Talked to Veronica yesterday and she mentioned that some sort of implosion happened at EW and they took the forum down. I popped over there today and confirmed that the forum is indeed down right now. They are putting a good face on it, of course, about the mods seeking God on something, but really, it's the same spin they put on things when they kicked me out.
Ok, all fine and dandy...but what does this have to do with me? Well, nothing really. It was just my reaction to the news that horrified me. I should feel sad for them. I should mourn that they can't do ministry right now. But I'm not. I'm almost happy over it, as if they are getting their just desserts for what they did to me, and got me to do to Brian. That's not the way of the cross. That's not the forgiveness that God calls me to give to them. Even if they never know it and it's just in my heart, I must extend that forgiveness to free myself.
I'm sure they will read this and take it as confirmation of how spiritually immature I am, and how mature they are. Perhaps I am. I leave those decisions up to God now. Every time I tried to ask God about the people at EW and what He planned to do, He always guided me back to myself by refusing to answer. Therefore, I take it from Him that we are each to focus on ourselves and leave others to Him.

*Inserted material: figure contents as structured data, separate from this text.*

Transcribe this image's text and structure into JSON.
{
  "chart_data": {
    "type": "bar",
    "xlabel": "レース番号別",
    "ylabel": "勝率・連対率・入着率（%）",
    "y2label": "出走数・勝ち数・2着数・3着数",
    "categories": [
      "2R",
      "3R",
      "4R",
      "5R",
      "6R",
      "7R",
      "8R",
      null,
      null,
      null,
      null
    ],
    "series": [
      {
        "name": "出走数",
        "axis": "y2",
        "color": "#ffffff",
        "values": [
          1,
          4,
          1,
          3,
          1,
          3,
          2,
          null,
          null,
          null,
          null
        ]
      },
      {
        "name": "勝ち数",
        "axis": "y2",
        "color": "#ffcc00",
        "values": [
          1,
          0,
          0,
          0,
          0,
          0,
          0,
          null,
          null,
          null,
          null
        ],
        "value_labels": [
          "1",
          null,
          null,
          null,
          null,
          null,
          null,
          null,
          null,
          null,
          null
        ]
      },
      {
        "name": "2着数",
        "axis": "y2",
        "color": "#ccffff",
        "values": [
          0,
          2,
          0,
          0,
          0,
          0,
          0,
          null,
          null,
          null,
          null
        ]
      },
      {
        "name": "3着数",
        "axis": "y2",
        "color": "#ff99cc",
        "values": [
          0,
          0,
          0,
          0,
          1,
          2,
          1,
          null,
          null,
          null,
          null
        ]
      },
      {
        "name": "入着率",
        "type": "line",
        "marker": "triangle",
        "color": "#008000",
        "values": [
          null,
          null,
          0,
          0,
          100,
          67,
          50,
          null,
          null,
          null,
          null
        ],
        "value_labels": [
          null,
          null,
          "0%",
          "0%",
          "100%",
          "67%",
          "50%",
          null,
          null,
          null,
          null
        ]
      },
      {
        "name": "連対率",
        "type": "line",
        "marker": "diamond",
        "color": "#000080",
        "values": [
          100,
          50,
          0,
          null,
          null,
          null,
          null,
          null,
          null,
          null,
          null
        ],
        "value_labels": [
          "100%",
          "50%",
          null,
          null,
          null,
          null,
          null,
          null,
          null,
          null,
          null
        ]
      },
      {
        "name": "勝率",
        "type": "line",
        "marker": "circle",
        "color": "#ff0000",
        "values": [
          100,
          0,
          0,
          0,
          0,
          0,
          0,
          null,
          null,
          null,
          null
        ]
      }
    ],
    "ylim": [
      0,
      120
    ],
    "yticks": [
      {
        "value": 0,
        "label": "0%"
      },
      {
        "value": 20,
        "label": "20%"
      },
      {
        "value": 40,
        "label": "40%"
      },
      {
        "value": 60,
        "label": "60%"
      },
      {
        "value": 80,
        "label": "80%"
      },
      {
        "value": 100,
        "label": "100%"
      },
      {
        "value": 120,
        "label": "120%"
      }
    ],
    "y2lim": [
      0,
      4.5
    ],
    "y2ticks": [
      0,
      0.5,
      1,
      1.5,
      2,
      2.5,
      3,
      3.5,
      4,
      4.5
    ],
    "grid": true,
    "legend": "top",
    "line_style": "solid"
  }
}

And that's another thing. I kept asking Him about these people. Over and over. I was frustrated and hurting. Asking what He was going to do was as natural as asking "Why?" when something horrible happens - it's a natural question that you don't even realize you're asking until the words escape your lips. Each time He gave me the same answer, like a freaking broken record, and He quoted Scripture to me, Jesus' words to Peter asking about John (John 21:22) - "What is that to you? Follow thou Me." Eventually I realized that He wasn't going to answer me and I stopped asking. One of these days I'll get this stuff through my thick skull. Thankfully, God is very patient. He never got angry at me for asking; He just repeated the same answer over and over again until I "got it."
At any rate, I came face to face with the darkness in my own soul today so I now see I have something to work on. I think I need to post about this privately at CH Refugee and see what everyone there says about how to overcome this (very wrong) reaction.